Lastly, large-scale deployments involving multiple brokers, heterogeneous network conditions, or cross-domain trust management were beyond the scope of this study. Future research should include stress-testing under realistic multi-node network environments to validate scalability and identify potential bottlenecks or vulnerabilities. Additionally, our approach relies on a long-term trust anchor for transport confidentiality/integrity and does not aim to provide cryptographic-grade authentication if an attacker can observe plaintext windows and recompute seals or if endpoints are fully compromised.

6. Conclusions

This study set out to design and experimentally evaluate a lightweight security architecture deployable on IMU-based animal collars and Raspberry Pi gateways without specialised cryptographic hardware. By integrating standard TLS 1.2 encryption, dynamic-HMAC integrity seals based on motion-derived entropy, and a behavioural fingerprint classifier, our work makes three significant contributions to the fields of IoT security and Animal–Computer Interaction:

• Lightweight integrity and provenance framework. We present a practical, multi-layer telemetry protection pipeline for animal-wearable sensing: TLS protects the transport channel, a per-window dynamic–HMAC provides tamper-evident integrity sealing against silent corruption and non-adaptive manipulation, and behavioural fingerprinting supports stream provenance checks to mitigate operational mis-association in zoo deployments.
• Efficient and sustainable performance.

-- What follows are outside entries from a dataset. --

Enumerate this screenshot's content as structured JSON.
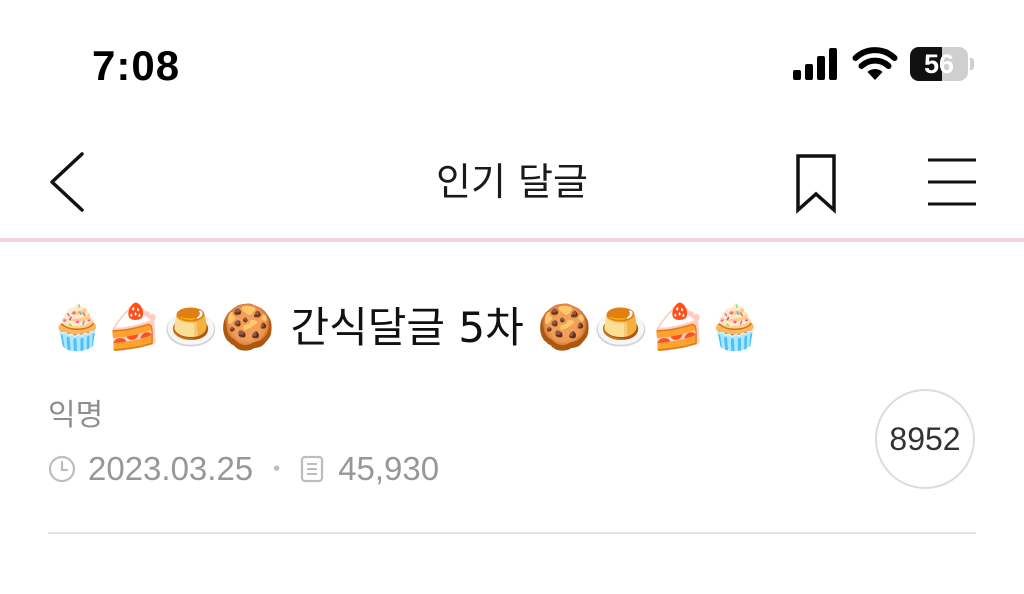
{
  "status_bar": {
    "time": "7:08",
    "battery_level": "56",
    "battery_fraction": 0.56,
    "icons": [
      "signal-icon",
      "wifi-icon",
      "battery-icon"
    ]
  },
  "nav": {
    "title": "인기 달글",
    "icons": [
      "back-chevron-icon",
      "bookmark-icon",
      "hamburger-menu-icon"
    ]
  },
  "post": {
    "title_emoji_left": "🧁🍰🍮🍪",
    "title_text": "간식달글 5차",
    "title_emoji_right": "🍪🍮🍰🧁",
    "author": "익명",
    "date": "2023.03.25",
    "views": "45,930",
    "comment_count": "8952",
    "meta_icons": [
      "clock-icon",
      "document-icon"
    ]
  },
  "colors": {
    "accent_divider": "#f7d3db",
    "meta_text": "#979797",
    "divider": "#e2e2e2"
  }
}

Comprehensive evaluation demonstrated that sensor-to-edge delay remained under 1 s (median 632 ms), sufficient for timely welfare alerts, and sustained a throughput of $1180\pm 10$ windows, fully matching 20 IMU collar streaming rates. The computational overhead from the security layers amounted to less than 3 ms, underscoring the practicality of our entirely software-based protection on widely available single-board computers.
• Enhanced operational usability for animal care. The automatic animal authentication capability removes the necessity of manual collar–animal reassignment, substantially reducing caregiver workload and animal handling stress. This practical advancement not only ensures accurate data attribution but also makes casual tampering or misattribution of “sick-animal” telemetry harder to carry out unnoticed, thereby reducing unnecessary veterinary interventions and enhancing overall welfare monitoring efficiency in resource-constrained zoo environments.

These findings can guide animal facility managers toward implementing secure and efficient welfare-monitoring networks without extensive hardware modifications or specialized IT expertise. The zero-state collar design further simplifies deployment, maintenance, and key management, significantly reducing operational overhead. Concretely, beyond a standard IMU collar, the required extensions are lightweight and off-the-shelf, e.g., (i) an edge gateway (a Raspberry Pi-class device) running an MQTT broker/client and the verification/inference pipeline, (ii) a stable WLAN access point (or an existing facility network) for collar-to-edge connectivity, and (iii) basic credential provisioning (e.g., a broker username/password and CA certificate) for TLS-enabled MQTT. No additional invasive tags (e.g., RFID/ear tags) are required.

Looking ahead, the framework’s versatility and robustness could be further enhanced by incorporating multimodal sensor data, advanced metric-learning strategies to decrease FRR, systematic battery optimization tests under extended use, and rigorous validation in diverse, multi-species scenarios. Overall, our investigation confirms that a carefully designed, software-centric IoT security stack effectively balances cyber-resilience and practical usability, setting a foundation for safer and more effective animal-welfare management systems.